Other plaintiffs in the lawsuit include actresses Elizabeth Hurley and Sadie Frost, Elton John’s husband and filmmaker David Furnish, and Doreen Lawrence, the mother of murdered black teenager Stephen Lawrence in a racist attack in 1993.
In a statement released on Thursday, October 6, law firm Hamlins acting for the group said the six had “become aware of compelling and highly distressing evidence that they have been the victims of abhorrent criminal and gross breaches of privacy”.
So what are the allegations that have been thrown against the Daily Mail’s publisher, Associated Newspapers Ltd?
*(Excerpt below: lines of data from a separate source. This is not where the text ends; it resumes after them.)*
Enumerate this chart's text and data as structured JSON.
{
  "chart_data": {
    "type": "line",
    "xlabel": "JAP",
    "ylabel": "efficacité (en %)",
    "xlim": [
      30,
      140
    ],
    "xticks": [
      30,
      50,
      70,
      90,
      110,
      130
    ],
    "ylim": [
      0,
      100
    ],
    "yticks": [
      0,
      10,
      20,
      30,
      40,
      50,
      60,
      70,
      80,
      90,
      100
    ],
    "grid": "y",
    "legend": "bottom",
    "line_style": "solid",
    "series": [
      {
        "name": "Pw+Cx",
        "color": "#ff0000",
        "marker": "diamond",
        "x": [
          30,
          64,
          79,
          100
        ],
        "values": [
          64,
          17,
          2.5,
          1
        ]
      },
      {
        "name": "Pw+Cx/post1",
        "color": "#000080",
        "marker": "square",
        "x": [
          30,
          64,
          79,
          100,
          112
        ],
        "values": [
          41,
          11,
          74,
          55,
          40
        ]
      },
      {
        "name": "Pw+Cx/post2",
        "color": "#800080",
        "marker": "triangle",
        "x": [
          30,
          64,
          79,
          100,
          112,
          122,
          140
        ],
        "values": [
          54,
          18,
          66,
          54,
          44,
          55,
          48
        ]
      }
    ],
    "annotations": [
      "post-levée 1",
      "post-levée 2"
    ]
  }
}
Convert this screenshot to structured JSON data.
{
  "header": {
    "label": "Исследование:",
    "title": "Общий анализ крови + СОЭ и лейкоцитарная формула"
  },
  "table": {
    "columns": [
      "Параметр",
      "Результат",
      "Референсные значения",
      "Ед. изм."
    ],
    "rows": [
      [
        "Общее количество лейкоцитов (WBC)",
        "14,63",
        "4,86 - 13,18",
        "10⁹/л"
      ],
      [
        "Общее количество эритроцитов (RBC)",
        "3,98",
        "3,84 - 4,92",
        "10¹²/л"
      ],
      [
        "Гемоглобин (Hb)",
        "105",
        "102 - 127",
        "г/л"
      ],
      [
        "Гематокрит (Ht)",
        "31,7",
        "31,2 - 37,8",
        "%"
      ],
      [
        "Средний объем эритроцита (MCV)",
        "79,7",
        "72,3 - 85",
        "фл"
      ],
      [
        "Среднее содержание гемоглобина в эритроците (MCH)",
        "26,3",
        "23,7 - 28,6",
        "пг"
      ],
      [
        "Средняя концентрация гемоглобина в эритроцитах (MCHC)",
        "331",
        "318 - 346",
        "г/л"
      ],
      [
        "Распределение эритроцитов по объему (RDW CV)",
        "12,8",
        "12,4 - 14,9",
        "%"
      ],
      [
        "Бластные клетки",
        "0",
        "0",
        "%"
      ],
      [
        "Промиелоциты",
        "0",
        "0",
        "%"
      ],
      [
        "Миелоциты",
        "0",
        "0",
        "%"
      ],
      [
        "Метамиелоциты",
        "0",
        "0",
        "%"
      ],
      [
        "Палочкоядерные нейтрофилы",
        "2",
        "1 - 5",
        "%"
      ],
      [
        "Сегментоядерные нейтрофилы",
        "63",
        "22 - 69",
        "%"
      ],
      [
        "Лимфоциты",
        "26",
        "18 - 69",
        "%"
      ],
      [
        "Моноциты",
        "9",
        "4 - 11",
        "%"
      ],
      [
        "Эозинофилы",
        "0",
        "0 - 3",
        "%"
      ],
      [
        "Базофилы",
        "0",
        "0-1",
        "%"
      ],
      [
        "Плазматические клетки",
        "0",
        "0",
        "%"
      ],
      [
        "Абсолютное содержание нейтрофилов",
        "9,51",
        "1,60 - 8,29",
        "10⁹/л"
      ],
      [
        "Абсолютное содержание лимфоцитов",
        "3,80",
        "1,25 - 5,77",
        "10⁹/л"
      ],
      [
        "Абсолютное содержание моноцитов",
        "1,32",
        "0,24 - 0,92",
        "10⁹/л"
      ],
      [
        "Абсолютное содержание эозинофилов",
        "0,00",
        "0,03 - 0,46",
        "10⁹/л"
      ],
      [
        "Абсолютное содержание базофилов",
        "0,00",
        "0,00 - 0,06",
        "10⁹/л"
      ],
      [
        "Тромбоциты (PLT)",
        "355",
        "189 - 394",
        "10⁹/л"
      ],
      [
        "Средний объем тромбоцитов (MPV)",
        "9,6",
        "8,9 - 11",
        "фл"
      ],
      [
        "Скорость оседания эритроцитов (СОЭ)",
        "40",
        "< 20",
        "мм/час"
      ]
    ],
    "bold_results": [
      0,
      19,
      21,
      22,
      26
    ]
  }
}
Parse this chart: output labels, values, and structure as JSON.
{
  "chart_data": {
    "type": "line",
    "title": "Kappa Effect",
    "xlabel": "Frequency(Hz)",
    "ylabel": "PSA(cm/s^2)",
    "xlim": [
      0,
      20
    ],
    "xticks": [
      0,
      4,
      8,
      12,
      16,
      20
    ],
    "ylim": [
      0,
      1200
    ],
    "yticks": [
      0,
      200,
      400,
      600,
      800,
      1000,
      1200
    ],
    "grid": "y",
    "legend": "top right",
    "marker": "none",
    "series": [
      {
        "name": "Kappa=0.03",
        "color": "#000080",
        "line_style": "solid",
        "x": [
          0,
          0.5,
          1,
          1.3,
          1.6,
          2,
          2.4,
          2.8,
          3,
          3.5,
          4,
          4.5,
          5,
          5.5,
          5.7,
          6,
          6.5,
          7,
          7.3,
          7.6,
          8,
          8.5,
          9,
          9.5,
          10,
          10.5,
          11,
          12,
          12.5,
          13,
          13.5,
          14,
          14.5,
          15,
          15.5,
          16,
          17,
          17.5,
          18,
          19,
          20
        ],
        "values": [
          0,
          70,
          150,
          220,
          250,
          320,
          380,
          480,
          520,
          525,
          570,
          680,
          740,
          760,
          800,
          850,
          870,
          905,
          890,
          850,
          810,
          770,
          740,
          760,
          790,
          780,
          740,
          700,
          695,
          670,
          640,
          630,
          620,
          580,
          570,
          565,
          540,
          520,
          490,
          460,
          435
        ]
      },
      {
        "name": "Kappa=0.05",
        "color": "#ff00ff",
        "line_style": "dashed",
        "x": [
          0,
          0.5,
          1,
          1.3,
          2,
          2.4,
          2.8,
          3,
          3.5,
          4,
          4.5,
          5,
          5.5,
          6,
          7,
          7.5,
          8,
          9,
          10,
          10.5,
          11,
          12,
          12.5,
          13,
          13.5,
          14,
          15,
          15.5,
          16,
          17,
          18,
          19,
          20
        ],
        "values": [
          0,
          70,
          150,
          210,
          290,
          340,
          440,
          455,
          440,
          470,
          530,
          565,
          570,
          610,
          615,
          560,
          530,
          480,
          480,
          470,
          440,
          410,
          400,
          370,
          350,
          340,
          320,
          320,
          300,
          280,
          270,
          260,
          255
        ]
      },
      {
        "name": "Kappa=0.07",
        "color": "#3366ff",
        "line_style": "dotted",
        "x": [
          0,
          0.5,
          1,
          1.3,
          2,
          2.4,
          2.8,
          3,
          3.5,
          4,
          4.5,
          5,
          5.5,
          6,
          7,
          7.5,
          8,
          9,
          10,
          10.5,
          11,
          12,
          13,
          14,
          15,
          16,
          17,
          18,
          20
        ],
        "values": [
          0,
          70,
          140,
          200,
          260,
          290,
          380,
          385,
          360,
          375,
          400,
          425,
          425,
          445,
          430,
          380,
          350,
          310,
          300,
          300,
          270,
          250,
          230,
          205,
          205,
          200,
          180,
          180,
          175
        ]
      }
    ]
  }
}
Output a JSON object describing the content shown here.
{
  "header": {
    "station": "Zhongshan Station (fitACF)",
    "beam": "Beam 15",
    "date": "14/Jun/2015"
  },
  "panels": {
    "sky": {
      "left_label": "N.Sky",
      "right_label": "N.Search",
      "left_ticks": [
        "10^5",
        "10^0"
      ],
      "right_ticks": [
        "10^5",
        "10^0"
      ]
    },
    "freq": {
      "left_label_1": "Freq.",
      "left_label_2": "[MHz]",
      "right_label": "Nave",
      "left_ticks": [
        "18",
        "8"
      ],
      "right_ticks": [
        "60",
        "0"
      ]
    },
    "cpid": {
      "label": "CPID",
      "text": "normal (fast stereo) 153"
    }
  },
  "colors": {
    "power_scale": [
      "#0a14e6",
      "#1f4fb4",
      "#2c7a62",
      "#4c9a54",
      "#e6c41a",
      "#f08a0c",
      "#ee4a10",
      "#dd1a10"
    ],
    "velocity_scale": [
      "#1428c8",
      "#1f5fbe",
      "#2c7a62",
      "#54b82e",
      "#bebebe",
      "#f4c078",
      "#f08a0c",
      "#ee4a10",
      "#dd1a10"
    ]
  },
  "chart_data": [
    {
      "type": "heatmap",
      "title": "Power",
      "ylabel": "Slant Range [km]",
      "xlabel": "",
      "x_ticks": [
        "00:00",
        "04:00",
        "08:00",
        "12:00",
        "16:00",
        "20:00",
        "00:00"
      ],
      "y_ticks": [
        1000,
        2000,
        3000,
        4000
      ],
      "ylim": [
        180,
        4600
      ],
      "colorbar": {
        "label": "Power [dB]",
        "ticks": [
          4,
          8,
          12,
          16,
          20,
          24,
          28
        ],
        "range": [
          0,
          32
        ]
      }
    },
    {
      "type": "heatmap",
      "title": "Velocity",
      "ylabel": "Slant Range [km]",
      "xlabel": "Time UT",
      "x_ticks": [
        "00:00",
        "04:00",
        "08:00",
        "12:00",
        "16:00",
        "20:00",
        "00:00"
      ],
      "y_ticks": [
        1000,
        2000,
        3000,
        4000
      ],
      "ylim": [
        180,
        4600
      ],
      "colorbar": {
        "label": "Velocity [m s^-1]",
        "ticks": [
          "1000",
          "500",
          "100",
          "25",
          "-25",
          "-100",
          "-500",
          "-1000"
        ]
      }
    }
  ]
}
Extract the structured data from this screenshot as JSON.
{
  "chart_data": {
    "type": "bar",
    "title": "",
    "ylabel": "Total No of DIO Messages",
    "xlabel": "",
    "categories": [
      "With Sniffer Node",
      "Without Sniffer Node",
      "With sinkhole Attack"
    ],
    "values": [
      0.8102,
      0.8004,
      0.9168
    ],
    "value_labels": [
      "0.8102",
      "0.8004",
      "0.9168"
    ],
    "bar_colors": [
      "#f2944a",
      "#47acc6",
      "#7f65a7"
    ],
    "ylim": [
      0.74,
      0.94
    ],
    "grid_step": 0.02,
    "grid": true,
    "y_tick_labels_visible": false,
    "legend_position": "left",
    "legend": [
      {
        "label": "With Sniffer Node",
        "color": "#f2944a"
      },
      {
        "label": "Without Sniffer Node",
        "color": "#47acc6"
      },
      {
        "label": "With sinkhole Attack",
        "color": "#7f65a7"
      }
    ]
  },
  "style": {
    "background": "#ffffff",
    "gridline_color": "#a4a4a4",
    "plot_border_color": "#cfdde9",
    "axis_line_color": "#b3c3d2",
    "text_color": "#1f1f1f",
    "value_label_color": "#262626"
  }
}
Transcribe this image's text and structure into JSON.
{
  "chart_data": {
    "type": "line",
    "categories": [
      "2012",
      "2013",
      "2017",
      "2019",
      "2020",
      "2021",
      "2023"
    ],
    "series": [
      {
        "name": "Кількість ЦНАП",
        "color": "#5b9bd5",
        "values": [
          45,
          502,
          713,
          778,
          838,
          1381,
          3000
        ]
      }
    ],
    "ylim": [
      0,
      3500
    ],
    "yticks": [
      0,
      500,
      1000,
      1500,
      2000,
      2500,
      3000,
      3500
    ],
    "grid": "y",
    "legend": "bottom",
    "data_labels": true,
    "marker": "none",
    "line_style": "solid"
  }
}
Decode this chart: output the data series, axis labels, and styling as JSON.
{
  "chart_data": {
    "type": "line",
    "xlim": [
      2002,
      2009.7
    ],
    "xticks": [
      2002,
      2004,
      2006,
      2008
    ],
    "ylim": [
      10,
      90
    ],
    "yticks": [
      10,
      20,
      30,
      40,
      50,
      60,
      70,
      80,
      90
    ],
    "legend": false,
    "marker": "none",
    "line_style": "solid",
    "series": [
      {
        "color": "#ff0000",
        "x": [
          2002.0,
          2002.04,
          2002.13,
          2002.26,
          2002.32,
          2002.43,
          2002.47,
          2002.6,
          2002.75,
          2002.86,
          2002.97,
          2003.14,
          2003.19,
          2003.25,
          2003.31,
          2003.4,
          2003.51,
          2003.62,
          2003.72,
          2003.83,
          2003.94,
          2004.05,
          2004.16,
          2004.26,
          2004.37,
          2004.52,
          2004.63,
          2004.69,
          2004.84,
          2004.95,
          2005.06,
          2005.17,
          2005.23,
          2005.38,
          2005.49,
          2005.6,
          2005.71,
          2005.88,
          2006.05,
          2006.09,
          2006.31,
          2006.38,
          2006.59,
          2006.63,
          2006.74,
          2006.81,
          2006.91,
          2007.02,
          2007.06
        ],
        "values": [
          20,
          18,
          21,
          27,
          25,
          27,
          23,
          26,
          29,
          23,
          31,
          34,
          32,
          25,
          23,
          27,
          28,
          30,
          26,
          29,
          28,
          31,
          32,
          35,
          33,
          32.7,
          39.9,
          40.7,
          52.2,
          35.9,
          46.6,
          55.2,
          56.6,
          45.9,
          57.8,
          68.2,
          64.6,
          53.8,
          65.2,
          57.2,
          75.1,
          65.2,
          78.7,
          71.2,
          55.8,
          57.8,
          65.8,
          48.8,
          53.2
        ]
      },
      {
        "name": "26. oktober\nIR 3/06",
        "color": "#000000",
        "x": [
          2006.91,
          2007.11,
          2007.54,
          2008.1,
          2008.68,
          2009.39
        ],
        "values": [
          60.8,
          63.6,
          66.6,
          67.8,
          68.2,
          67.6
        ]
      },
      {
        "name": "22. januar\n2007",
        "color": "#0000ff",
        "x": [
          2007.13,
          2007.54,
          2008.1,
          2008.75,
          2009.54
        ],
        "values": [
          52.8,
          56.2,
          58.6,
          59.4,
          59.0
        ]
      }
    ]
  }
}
Here is everything you need to know.
What are the allegations against Daily Mail?
According to Hamlins, unlawful acts alleged to have taken place include:
- The hiring of private investigators to secretly place listening devices inside people’s cars and homes.
- The commissioning of individuals to surreptitiously listen into and record people’s live, private telephone calls whilst they were taking place.
- The payment of police officials, with corrupt links to private investigators, for inside, sensitive information.
- The impersonation of individuals to obtain medical information from private hospitals, clinics, and treatment centres by deception.
- The accessing of bank accounts, credit histories and financial transactions through illicit means and manipulation.
‘Tip of the iceberg’
The firm said: “It is apparent to these individuals that the alleged crimes listed above represent the tip of the iceberg – and that many other innocent people remain unknowing victims of similar terrible and reprehensible covert acts.
“They have now therefore banded together to uncover the truth, and to hold the journalists responsible fully accountable, many of whom still hold senior positions of authority and power today.
“These individuals have been the subject of public interest during the course of their careers and personal lives.
“They are united in their desire to live in a world where the press operates freely, yet responsibly. A press that represents truth, is sourced in fact and can be trusted to operate ethically and in the interests of the British public.”